Migration and maintenance
At various times since our granddaughter, Claire, was born with Cri du Chat syndrome in late 2010 I’ve been involved with the website for the Cri du Chat Support Group. Our first effort was built using Drupal hosted on Drupal Gardens (since defunct). That worked but seemed a little complicated for most members to engage with.
One of the parent members later built a site on Wix but at some point the committee decided that was not entirely suitable. Around 2018 one of the committee members found JMACreative who offered as a pro bono contribution to build a site using WordPress. They arranged hosting on SiteGround and set up the skeleton for the site with a design that the committee members thought suitable.
JMA used WPBakery to build the site in WordPress. When I agreed to take the content from the exisiting Wix site and elsewhere and move it into the skeleton created by JMA I had no prior experience of WPBakery. I managed to work my way through the process late in 2019 though I never became entirely comfortable or satisfied with WPBakery which produced a mass of shortcodes and page structures that seemed more complicated than necessary for the job. Part of that may have resulted from the theme that had been selected and occasional glitches with WPBakery.
About a year ago I attempted to clean up the site, hoping to be able to fix the occasional visible shortcodes and other issues. I found a simpler theme that looked not too different, applied that and cleaned up some pages but switching off WPBakery resulted in pages full of shortcodes and some other issues. That cleaned things up a little but did not resolve all the issues in the background.
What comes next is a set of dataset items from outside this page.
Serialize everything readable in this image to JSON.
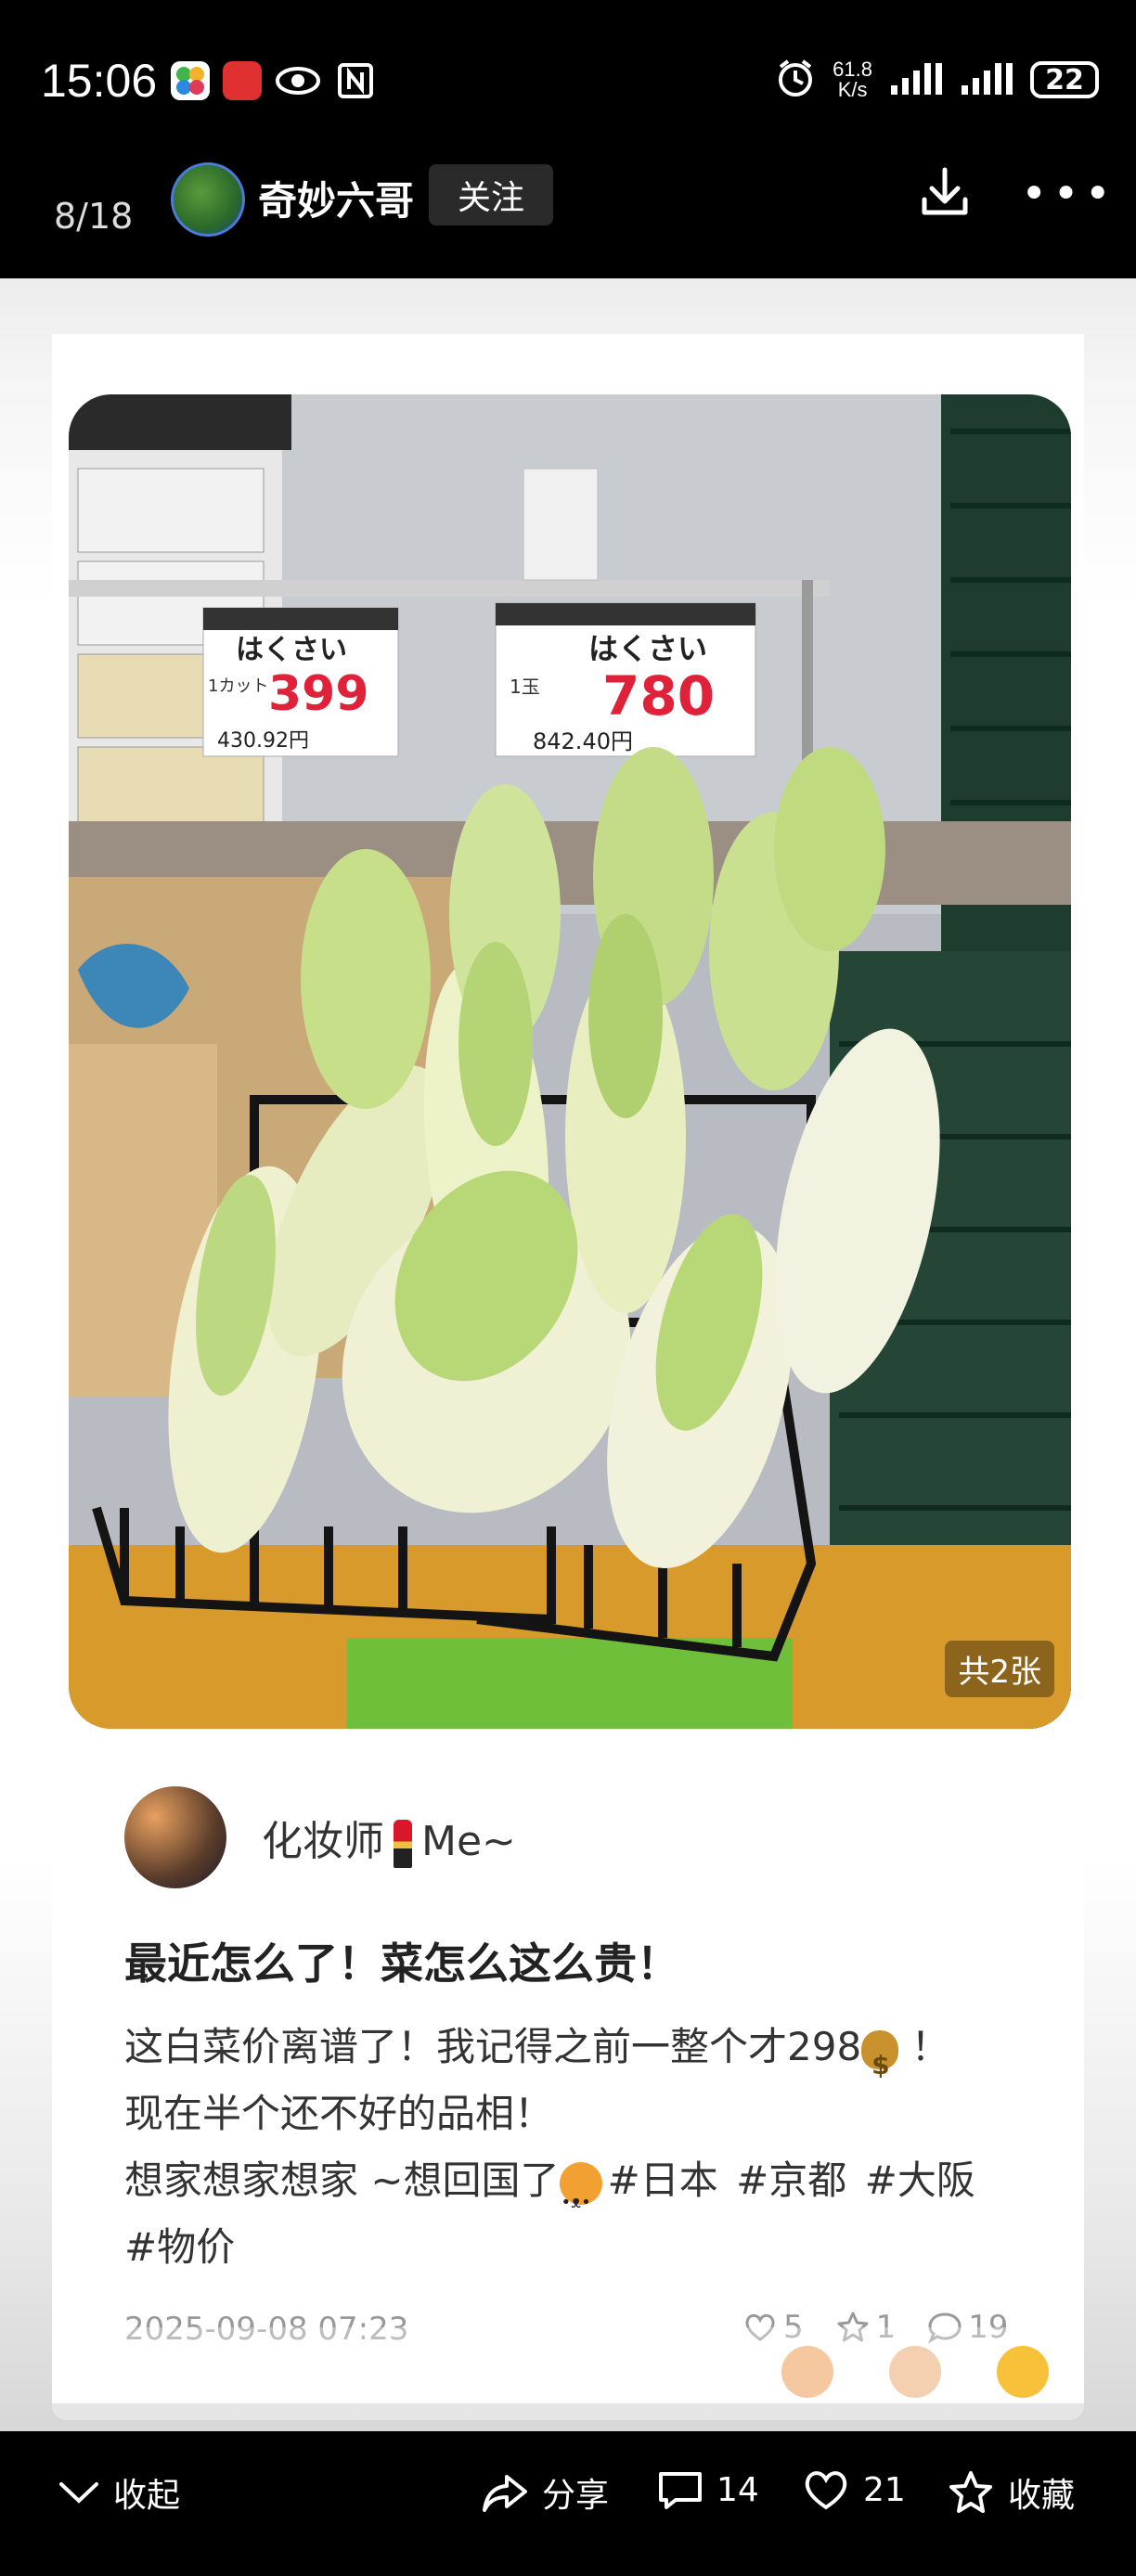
{
  "status_bar": {
    "time": "15:06",
    "network_speed_value": "61.8",
    "network_speed_unit": "K/s",
    "battery": "22"
  },
  "header": {
    "page_indicator": "8/18",
    "username": "奇妙六哥",
    "follow_label": "关注"
  },
  "photo": {
    "image_count": "共2张",
    "sign_left": {
      "title": "はくさい",
      "qty": "1カット",
      "price": "399",
      "tax_incl": "430.92円"
    },
    "sign_right": {
      "title": "はくさい",
      "qty": "1玉",
      "price": "780",
      "tax_incl": "842.40円"
    }
  },
  "post": {
    "author": "化妆师",
    "author_suffix": "Me~",
    "title": "最近怎么了！菜怎么这么贵！",
    "line1_a": "这白菜价离谱了！我记得之前一整个才298",
    "line1_b": "！",
    "line2": "现在半个还不好的品相！",
    "line3_a": "想家想家想家 ~想回国了",
    "tags": [
      "#日本",
      "#京都",
      "#大阪",
      "#物价"
    ],
    "timestamp": "2025-09-08 07:23",
    "likes": "5",
    "favorites": "1",
    "comments": "19"
  },
  "bottom_bar": {
    "collapse_label": "收起",
    "share_label": "分享",
    "comment_count": "14",
    "like_count": "21",
    "favorite_label": "收藏"
  },
  "colors": {
    "background": "#000000",
    "price_red": "#e0213a",
    "accent": "#ffffff"
  }
}
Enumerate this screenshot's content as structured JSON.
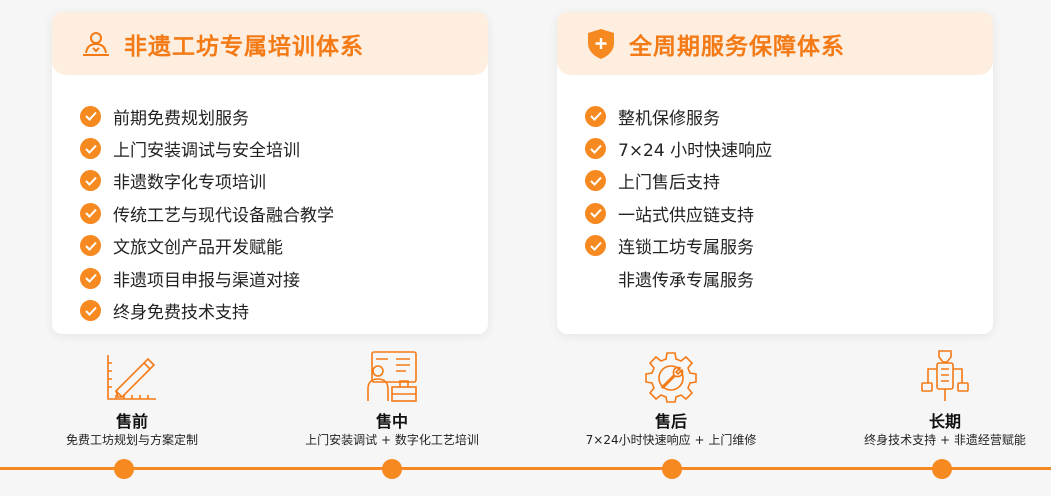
{
  "colors": {
    "accent": "#f6891f",
    "title_orange": "#f47a16",
    "header_bg": "#fdeee0",
    "background": "#f6f6f6"
  },
  "left_card": {
    "icon": "person-board-icon",
    "title": "非遗工坊专属培训体系",
    "items": [
      {
        "label": "前期免费规划服务",
        "checked": true
      },
      {
        "label": "上门安装调试与安全培训",
        "checked": true
      },
      {
        "label": "非遗数字化专项培训",
        "checked": true
      },
      {
        "label": "传统工艺与现代设备融合教学",
        "checked": true
      },
      {
        "label": "文旅文创产品开发赋能",
        "checked": true
      },
      {
        "label": "非遗项目申报与渠道对接",
        "checked": true
      },
      {
        "label": "终身免费技术支持",
        "checked": true
      }
    ]
  },
  "right_card": {
    "icon": "shield-plus-icon",
    "title": "全周期服务保障体系",
    "items": [
      {
        "label": "整机保修服务",
        "checked": true
      },
      {
        "label": "7×24 小时快速响应",
        "checked": true
      },
      {
        "label": "上门售后支持",
        "checked": true
      },
      {
        "label": "一站式供应链支持",
        "checked": true
      },
      {
        "label": "连锁工坊专属服务",
        "checked": true
      },
      {
        "label": "非遗传承专属服务",
        "checked": false
      }
    ]
  },
  "phases": [
    {
      "name": "售前",
      "desc": "免费工坊规划与方案定制",
      "icon": "ruler-pencil-icon"
    },
    {
      "name": "售中",
      "desc": "上门安装调试 + 数字化工艺培训",
      "icon": "worker-desk-icon"
    },
    {
      "name": "售后",
      "desc": "7×24小时快速响应 + 上门维修",
      "icon": "gear-wrench-icon"
    },
    {
      "name": "长期",
      "desc": "终身技术支持 + 非遗经营赋能",
      "icon": "connector-icon"
    }
  ]
}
A week or so ago we decided to migrate the site from SiteGround to UpTime Web Hosting which has its servers in Australia rather than Singapore, offers a full cPanel implementation rather than the quirky SiteGround interface, and charges about half as much. My first attempt at pulling the site across using Softaculous had some missing files so I uploaded files and database from backups. That worked but I somehow broke the link to WordPress Toolkit. It took a couple more attempts to get that all working. Even then, the pretty permalinks failed and I had to revert to the plain ones. No amount of tweaking seemed to fix that.
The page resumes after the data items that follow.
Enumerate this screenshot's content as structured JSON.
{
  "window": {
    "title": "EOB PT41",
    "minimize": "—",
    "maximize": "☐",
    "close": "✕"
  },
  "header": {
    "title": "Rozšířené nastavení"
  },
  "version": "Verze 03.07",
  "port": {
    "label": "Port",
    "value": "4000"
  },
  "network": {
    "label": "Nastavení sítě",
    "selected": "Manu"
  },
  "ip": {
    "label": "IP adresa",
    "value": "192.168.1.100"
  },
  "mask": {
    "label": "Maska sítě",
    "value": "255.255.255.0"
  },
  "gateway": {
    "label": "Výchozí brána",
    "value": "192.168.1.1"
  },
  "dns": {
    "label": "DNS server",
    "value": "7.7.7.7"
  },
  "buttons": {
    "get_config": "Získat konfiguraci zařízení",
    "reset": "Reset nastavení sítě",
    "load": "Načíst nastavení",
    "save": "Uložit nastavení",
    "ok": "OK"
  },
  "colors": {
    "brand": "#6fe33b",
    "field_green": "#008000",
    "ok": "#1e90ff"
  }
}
Earlier this week I used WordPress Toolkit to clone the WordPress site to support staging and worked on the copy to clean up the WPBakery mess. I deactivated WPBakery and worked through the entire site putting the content into standard WordPress blocks. The new Gutenberg Editor does at least enough of what WPBakery offered for structuring pages without all the funky overhead. Once I had done that I was able to reactivate the pretty permalinks and find most of that was working.
I used the copy facility in WordPress Toolkit to update the live site from the cloned staging copy. It’s all working again though there is still some work to be done on the permalinks.